Senin, 22 Februari 2016

Gencatan Senjata, Oposisi Suriah Desak Rusia Setop Serangan


Gencatan Senjata, Oposisi Suriah Desak Rusia Setop Serangan Kelompok oposisi Suriah sepakat untuk menerapkan gencatan senjata dengan syarat Rusia menghentikan serangan udara. (Reuters/Hosam Katan)
 
 
Jakarta, CB -- Berbagai kelompok oposisi Suriah sepakat untuk menerapkan gencatan senjata dengan syarat Rusia menghentikan serangan udaranya, pengepungan wilayah berakhir dan akses untuk bantuan diberikan untuk seluruh wilayah.

Rusia memulai serangan udara di Suriah sejak September lalu dalam upaya untuk mendukung Presiden Bashar al-Assad. Rusia mengklaim serangan udara mereka menargetkan kelompok militan, seperti ISIS dan Front al-Nusra. Namun, Amerika Serikat dan sekutunya menilai serangan udara Rusia menargetkan kelompok pemberontak yang menentang Assad.

Sejumlah upaya untuk menyepakati gencatan senjata di Suriah melalui dialog dalam beberapa bulan terakhir kerap gagal.

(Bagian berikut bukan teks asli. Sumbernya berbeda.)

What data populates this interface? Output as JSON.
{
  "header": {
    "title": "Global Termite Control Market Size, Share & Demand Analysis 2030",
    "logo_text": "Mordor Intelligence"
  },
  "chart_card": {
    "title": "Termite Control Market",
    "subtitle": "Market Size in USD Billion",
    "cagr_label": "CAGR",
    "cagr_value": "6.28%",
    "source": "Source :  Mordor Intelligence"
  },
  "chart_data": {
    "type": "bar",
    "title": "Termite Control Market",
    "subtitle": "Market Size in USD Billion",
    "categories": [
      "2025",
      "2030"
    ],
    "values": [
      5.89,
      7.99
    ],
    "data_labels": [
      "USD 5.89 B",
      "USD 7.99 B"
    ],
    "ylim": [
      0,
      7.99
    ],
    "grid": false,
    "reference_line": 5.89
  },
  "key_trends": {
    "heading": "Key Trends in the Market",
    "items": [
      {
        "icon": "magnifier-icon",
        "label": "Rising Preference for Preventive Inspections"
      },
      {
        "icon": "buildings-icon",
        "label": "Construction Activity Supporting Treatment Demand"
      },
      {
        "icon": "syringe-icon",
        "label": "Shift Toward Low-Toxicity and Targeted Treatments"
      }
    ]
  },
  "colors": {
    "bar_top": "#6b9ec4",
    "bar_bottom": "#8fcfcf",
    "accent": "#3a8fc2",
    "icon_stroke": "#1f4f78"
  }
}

Kini, kelompok oposisi Suriah sepakat untuk menerapkan gencatan senjata selama dua hingga tiga pekan jika Rusia berhenti membombardir mereka.

"Sudah sangat jelas sekarang bahwa [kelompok] oposisi bersedia untuk menerapkan dua sampai tiga pekan gencatan senjata, dan [kesepakatan] itu terbuka untuk diperpanjang jika kedua belah pihak bersedia untuk memperbaharuinya," kata sumber yang dekat dengan dialog perdamaian Suriah kepada Reuters, Sabtu (20/2).

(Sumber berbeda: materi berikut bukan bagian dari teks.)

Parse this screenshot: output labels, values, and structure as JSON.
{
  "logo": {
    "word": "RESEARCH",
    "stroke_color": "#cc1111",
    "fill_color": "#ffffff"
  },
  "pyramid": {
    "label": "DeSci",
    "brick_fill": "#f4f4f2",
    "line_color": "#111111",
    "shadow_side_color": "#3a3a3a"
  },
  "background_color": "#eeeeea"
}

Sumber itu juga menyebut bahwa pihak oposisi ingin agar sejumlah tahanan yang rentan, seperti perempuan dan anak-anak, untuk dibebaskan.

Gencatan senjata akan dapat diperpanjang dan didukung oleh semua kelompok opoisis, kecuali ISIS. Sumber itu juga menyebutkan gencatan senjata kepada afiliasi al-Qaida di Suriah, Front al-Nusra, akan terjadi jika mereka tidak lagi menjadi sasaran.

Namun, Front al-Nusra hingga saat ini dianggap sebagai organisasi teroris yang dilarang oleh Dewan Keamanan PBB.

Ditanya apakah desakan oposisi agar Nusra tidak lagi menjadi sasaran merupakan batu sandungan utama dalam diskusi itu, sang sumber menggambarkannya sebagai "hambatan besar di dalam ruangan".

"Mereka harus berurusan sangat hati-hati dengan hal ini, atau mereka akan berakhir dengan perang saudara di Idlib," kata sumber tersebut.

Pejuang Nusra beroperasi bersama kelompok pemberontak lain di beberapa daerah, termasuk Idlib.

Selain itu, mengakhiri pengepungan terhadap warga sipil juga menjadi kunci dalam pembicaraan untuk mengakhiri konflik yang diperkirakan telah menewaskan lebih dari 250 ribu orang tersebut.

PBB memperkirakan sekitar 486.700 terkepung di 15 wilayah di Suriah. Sementara, 4,6 juta lainnya di sejumlah daerah yang sulit dijangkau. Di beberapa daerah, terdapat sejumlah laporan kematian karena kelaparan dan gizi buruk akibat pengepungan ini.

Sementara di Jenewa, Rusia dan AS bersama-sama memimpin rapat PBB yang bertujuan untuk mencoba mencari solusi perdamaian atas konflik di Suriah yang telah memasuki tahun kelima.

Menurut diplomat yang tak ingin dipublikasikan namanya, pejabat militer AS dan Rusia bertemu empat mata pada Jumat (19/2) sebelum rapat PBB digelar.